Le doy cuerda a la cajita de música que tengo en esa estantería vacía y triste de mi habitación, pero no abro la caja. Mientras, pienso si el eje de la bailarina seguirá siendo el mismo. Sino habrá tomado por casualidad una forma abstracta y la habrá abandonado, haciéndole perder el equilibrio. Pero vuelta a abrir la caja, sigue intacta, cumpliendo su función al son de una melodía cálida que actúa como llave de la nostalgia. Cierto es que de unos meses hasta ahora, todo ha ido cambiando gradualmente. Ha habido una erosión palpable de las cosas que en principio captaban todo el interés para dejar paso a otras. Me siento bien con todo esto. Personas que se marchan, que olvidas temporalmente, que te olvidan para la eternidad o hasta que recuperen sus recuerdos. Todo ha ido a mejor y a peor.
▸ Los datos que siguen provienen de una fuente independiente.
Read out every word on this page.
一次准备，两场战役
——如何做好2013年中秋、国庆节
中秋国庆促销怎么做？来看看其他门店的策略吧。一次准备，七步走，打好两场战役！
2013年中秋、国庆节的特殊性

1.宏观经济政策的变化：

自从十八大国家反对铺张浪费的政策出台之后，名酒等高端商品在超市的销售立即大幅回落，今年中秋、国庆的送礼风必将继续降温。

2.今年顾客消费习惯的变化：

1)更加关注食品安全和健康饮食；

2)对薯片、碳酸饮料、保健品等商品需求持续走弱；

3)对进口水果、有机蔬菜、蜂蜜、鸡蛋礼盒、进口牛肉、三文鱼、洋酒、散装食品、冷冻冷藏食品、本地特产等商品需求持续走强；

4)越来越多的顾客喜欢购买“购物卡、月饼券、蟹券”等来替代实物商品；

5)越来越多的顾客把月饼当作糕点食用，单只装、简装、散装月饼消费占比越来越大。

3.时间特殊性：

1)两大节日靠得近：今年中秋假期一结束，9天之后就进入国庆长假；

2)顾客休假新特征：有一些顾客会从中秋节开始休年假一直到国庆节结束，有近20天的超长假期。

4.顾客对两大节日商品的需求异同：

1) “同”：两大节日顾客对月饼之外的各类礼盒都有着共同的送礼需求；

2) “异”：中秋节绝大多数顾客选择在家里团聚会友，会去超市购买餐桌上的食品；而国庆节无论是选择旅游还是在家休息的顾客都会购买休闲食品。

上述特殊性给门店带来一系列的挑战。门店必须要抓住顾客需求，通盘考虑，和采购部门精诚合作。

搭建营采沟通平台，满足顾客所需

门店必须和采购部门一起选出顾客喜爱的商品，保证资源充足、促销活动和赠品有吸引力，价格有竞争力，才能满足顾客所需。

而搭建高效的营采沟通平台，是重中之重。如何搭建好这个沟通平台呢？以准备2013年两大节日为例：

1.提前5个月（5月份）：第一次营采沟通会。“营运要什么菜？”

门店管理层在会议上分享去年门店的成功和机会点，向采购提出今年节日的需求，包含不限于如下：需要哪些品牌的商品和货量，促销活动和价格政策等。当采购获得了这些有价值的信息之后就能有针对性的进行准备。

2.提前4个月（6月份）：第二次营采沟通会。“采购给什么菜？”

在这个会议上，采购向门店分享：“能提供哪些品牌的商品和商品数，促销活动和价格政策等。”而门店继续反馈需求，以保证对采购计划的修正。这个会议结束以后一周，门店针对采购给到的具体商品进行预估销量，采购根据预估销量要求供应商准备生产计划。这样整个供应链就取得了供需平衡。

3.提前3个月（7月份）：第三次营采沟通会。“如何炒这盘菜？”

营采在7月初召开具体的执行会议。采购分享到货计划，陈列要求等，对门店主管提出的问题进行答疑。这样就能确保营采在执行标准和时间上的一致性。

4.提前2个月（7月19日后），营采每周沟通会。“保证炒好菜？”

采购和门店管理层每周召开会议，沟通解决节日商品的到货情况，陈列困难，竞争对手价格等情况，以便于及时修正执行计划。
Se ha formado una mezcla heterogénea perfecta. Me he sentido viva más veces en estos meses que en muchos otros años. La apatía se ha esfumado -a medias tintas- y hay razones para sonreír. Una para ser más precisos. Pero una cuya ramificación es tan extensa que abarca la plenitud de la existencia. A veces, a una intensidad decadente y otras a la de un chipazo repentino. Claro que el centro de la gravedad ha cambiado, y no, no duele. Es distinto, nos hemos hecho más humanos a base del cambio. Yo he conseguido ser más humana.